To mark the fifth anniversary of the inauguration of Pope Benedict XVI, a traditional Latin Mass will be celebrated at the Basilica of the National Shrine of the Immaculate Conception in Washington, D.C.

The Pontifical Solemn High Mass will be celebrated on April 24 at 1 p.m. by Cardinal Darío Castrillón Hoyos of Colombia. The cardinal is the President Emeritus of the Vatican’s Pontifical Commission Ecclesia Dei, which facilitates the use of the Mass in the “Extraordinary Form.”

According to the Paulus Institute, the Tridentine Mass will be the first such Mass said at the Shrine’s High Altar in nearly 45 years.

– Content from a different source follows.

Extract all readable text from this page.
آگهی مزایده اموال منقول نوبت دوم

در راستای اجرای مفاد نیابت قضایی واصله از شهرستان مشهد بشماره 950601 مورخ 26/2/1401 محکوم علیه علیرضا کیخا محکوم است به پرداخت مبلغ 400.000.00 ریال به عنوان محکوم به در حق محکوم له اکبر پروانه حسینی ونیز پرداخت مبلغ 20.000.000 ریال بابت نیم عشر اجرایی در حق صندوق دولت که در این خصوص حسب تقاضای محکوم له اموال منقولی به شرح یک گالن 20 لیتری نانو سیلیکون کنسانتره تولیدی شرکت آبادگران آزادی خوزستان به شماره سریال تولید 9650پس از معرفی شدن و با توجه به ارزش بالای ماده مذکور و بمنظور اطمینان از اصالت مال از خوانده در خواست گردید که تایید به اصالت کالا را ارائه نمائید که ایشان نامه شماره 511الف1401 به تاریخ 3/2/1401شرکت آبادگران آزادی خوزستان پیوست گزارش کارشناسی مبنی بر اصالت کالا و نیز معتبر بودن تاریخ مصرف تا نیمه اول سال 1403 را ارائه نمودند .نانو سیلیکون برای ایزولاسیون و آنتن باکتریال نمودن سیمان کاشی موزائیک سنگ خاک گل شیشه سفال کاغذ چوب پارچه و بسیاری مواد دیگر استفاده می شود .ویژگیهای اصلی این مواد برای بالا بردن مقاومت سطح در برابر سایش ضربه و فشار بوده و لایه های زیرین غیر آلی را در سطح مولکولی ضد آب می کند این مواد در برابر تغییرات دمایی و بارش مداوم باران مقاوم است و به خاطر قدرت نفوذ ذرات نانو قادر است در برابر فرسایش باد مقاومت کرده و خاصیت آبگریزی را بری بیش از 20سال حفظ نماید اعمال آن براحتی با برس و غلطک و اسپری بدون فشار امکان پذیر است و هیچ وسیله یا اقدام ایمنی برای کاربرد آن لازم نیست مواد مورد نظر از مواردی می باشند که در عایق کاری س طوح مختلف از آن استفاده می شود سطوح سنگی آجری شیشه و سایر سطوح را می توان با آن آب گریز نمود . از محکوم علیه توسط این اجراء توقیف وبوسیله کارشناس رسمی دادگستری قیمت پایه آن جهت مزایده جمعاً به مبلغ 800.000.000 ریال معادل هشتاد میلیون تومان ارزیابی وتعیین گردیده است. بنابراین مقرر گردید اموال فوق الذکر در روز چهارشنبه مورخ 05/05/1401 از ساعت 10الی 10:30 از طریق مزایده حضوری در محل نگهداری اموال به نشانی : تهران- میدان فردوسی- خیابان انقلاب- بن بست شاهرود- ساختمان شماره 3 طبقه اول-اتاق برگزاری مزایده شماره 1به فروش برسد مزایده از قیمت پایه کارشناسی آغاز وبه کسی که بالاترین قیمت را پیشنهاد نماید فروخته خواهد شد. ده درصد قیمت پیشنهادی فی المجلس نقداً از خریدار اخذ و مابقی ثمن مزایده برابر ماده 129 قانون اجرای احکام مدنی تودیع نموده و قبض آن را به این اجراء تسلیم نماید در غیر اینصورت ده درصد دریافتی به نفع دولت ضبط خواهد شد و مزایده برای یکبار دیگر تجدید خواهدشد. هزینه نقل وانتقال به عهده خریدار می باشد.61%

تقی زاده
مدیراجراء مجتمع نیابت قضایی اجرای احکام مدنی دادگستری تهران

The Mass is sponsored by the Washington, D.C.-based Paulus Institute for “the unity of the entire Catholic community.”

“We are honored that His Eminence Cardinal Castrillón Hoyos will be celebrating this Mass at our invitation, especially on the anniversary of Pope Benedict’s inauguration and at the High Altar of the National Shrine,” said Institute President Paul King. “It is a privilege to recognize the Pope on this auspicious occasion and assist his call to give due honor to the 1500-year old Mass for its ‘venerable and ancient usage.’”

The Institute has invited all Catholics to attend, including those unfamiliar with the Mass.

In July 2007 Pope Benedict issued the apostolic letter “Summorum Pontificum” in which he confirmed the permissibility of celebrations of the Mass in the Extraordinary Form.

The Tridentine Missal was last changed in 1962 under Bl. Pope John XXIII. The present “ordinary” form of the Mass was introduced with the Missal of Pope Paul VI in 1970.

Pope Benedict has noted that the Latin liturgy of the Church has been “a spur to the spiritual life of many saints and reinforced many peoples in the virtue of religion and [facilitated] their piety.”

“What earlier generations held as sacred remains sacred for us too,” he has said, adding that the Mass “must be given due honor for its venerable and ancient usage.”